“The supply of wine grapes exceeds demand and this is affecting those grape growers whose economic fortunes are dire because the crop they grow is worth less than the cost of production,” writes wine columnist RICHARD CALVER.
The Senate Rural and Regional Affairs and Transport References Committee recently published its report on the Australian winegrape purchases code of conduct.

I know that’s a boring first sentence, but the report is important because it highlights a trend that reflects one of the basics of economics: when supply exceeds demand, prices reduce.
In this case, the supply of wine grapes exceeds demand and this is affecting those grape growers whose economic fortunes are dire because the crop they grow is worth less than the cost of production.

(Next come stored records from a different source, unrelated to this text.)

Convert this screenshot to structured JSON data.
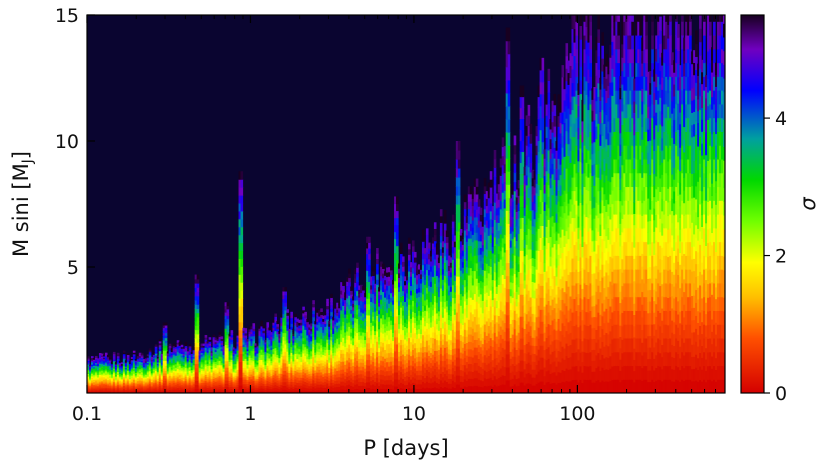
{
  "chart_data": {
    "type": "heatmap",
    "title": "",
    "xlabel": "P [days]",
    "ylabel": "M sini [M_J]",
    "ylabel_main": "M sini [M",
    "ylabel_sub": "J",
    "ylabel_close": "]",
    "x_scale": "log",
    "xlim": [
      0.1,
      800
    ],
    "ylim": [
      0,
      15
    ],
    "x_ticks": [
      {
        "value": 0.1,
        "label": "0.1"
      },
      {
        "value": 1,
        "label": "1"
      },
      {
        "value": 10,
        "label": "10"
      },
      {
        "value": 100,
        "label": "100"
      }
    ],
    "y_ticks": [
      {
        "value": 5,
        "label": "5"
      },
      {
        "value": 10,
        "label": "10"
      },
      {
        "value": 15,
        "label": "15"
      }
    ],
    "colorbar": {
      "label": "σ",
      "range": [
        0,
        5.5
      ],
      "ticks": [
        {
          "value": 0,
          "label": "0"
        },
        {
          "value": 2,
          "label": "2"
        },
        {
          "value": 4,
          "label": "4"
        }
      ],
      "colors": [
        {
          "value": 0.0,
          "color": "#d40000"
        },
        {
          "value": 0.8,
          "color": "#ff5000"
        },
        {
          "value": 1.4,
          "color": "#ffc000"
        },
        {
          "value": 1.9,
          "color": "#ffff00"
        },
        {
          "value": 2.5,
          "color": "#70ff00"
        },
        {
          "value": 3.1,
          "color": "#00d800"
        },
        {
          "value": 3.7,
          "color": "#00a0a0"
        },
        {
          "value": 4.4,
          "color": "#0000ff"
        },
        {
          "value": 5.0,
          "color": "#7000c0"
        },
        {
          "value": 5.5,
          "color": "#180020"
        }
      ]
    },
    "background_color": "#0a0530",
    "detection_limit_envelope": [
      {
        "p": 0.1,
        "m": 1.3
      },
      {
        "p": 0.2,
        "m": 1.5
      },
      {
        "p": 0.3,
        "m": 1.9
      },
      {
        "p": 0.5,
        "m": 2.0
      },
      {
        "p": 1,
        "m": 2.3
      },
      {
        "p": 2,
        "m": 3.1
      },
      {
        "p": 3,
        "m": 3.4
      },
      {
        "p": 5,
        "m": 4.8
      },
      {
        "p": 10,
        "m": 5.8
      },
      {
        "p": 20,
        "m": 6.8
      },
      {
        "p": 30,
        "m": 8.2
      },
      {
        "p": 50,
        "m": 10.0
      },
      {
        "p": 100,
        "m": 13.5
      },
      {
        "p": 150,
        "m": 15.0
      },
      {
        "p": 800,
        "m": 15.0
      }
    ],
    "spikes": [
      {
        "p": 0.3,
        "m": 2.8
      },
      {
        "p": 0.47,
        "m": 4.7
      },
      {
        "p": 0.72,
        "m": 3.6
      },
      {
        "p": 0.88,
        "m": 8.8
      },
      {
        "p": 1.6,
        "m": 4.2
      },
      {
        "p": 5.2,
        "m": 6.2
      },
      {
        "p": 7.8,
        "m": 7.8
      },
      {
        "p": 18.5,
        "m": 10.0
      },
      {
        "p": 22,
        "m": 8.2
      },
      {
        "p": 37,
        "m": 14.5
      },
      {
        "p": 45,
        "m": 12.2
      },
      {
        "p": 60,
        "m": 13.3
      },
      {
        "p": 95,
        "m": 15.0
      },
      {
        "p": 120,
        "m": 15.0
      }
    ]
  }
}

Mr Micawber in Dickens’ David Copperfield got it right: “Annual income twenty pounds, annual expenditure nineteen and six, result happiness. Annual income twenty pounds, annual expenditure twenty pounds nought and six, result misery.”
It is clear from the report that many grape growers are feeling that misery.
The Senate committee heard evidence from growers and others that the oversupply of grapes and a depressed market are having a profound effect on the mental health of those in the industry. Financial instability and uncertainty, higher debt levels associated with sustained low grape prices, climate uncertainties, and the impact of power imbalances between some growers and wineries were raised as contributors to declining mental wellbeing.
The committee’s inquiry was established to look into the adequacy of the voluntary code of conduct for Australian winegrape purchases.
The code is clearly inadequate as a means to protect the livelihood of grape growers, especially as it is voluntary and has failed to create a fair and equitable trading environment for wine industry participants.
Let’s cut to the chase and look at what the committee recommended by way of government action. Some of the recommendations are anodyne but two, I believe, would make a real difference.
Recommendation 1 was to look at an appropriate model for a mandatory code that would regulate Australian winegrape purchases for all growing regions, but with a specific focus on the most impacted regions of the Riverland, Riverina and the Murray Valley.
The code would ensure more timely payment and a better pricing model so that growers were not left with last-minute price taking. There would also be quality requirements built in and binding dispute resolution mechanisms set out. This would be a good progression from the current voluntary code.
Recommendation 4 is that the Australian government, in consultation with Australian Grape and Wine Ltd, the national association of winegrape and wine producers, investigates potential support packages to aid growers in transitioning out of winegrapes and into other crops or land uses in the warm inland wine regions.
That sounds like a good idea: where there is a viable alternative crop that could be grown, that aids sustainability and lets farmers stay on their land.
But that recommendation is unlikely to go any further under the current government: in the report’s additional comments Labor senators oppose Recommendation 4.
One of the reasons is that they believe a subsidy to mothball vineyards would assist some growers to leave the industry but would not reduce the long run supply capacity and be difficult to target.
On that basis and other grounds, the Labor senators said that the government should not act on this recommendation but instead wait for the recommendations to be made by former Labor minister Dr Craig Emerson.
He is currently leading an independent impact analysis of regulatory options for the Australian grape and wine sector about fair trading, competitive relationships, contracting practices and risk allocation.
While the website for this process indicates that a final report will be released in “early 2025” any recommendations are likely to be caught up in the forthcoming election byplay with grape growers set for another round of misery.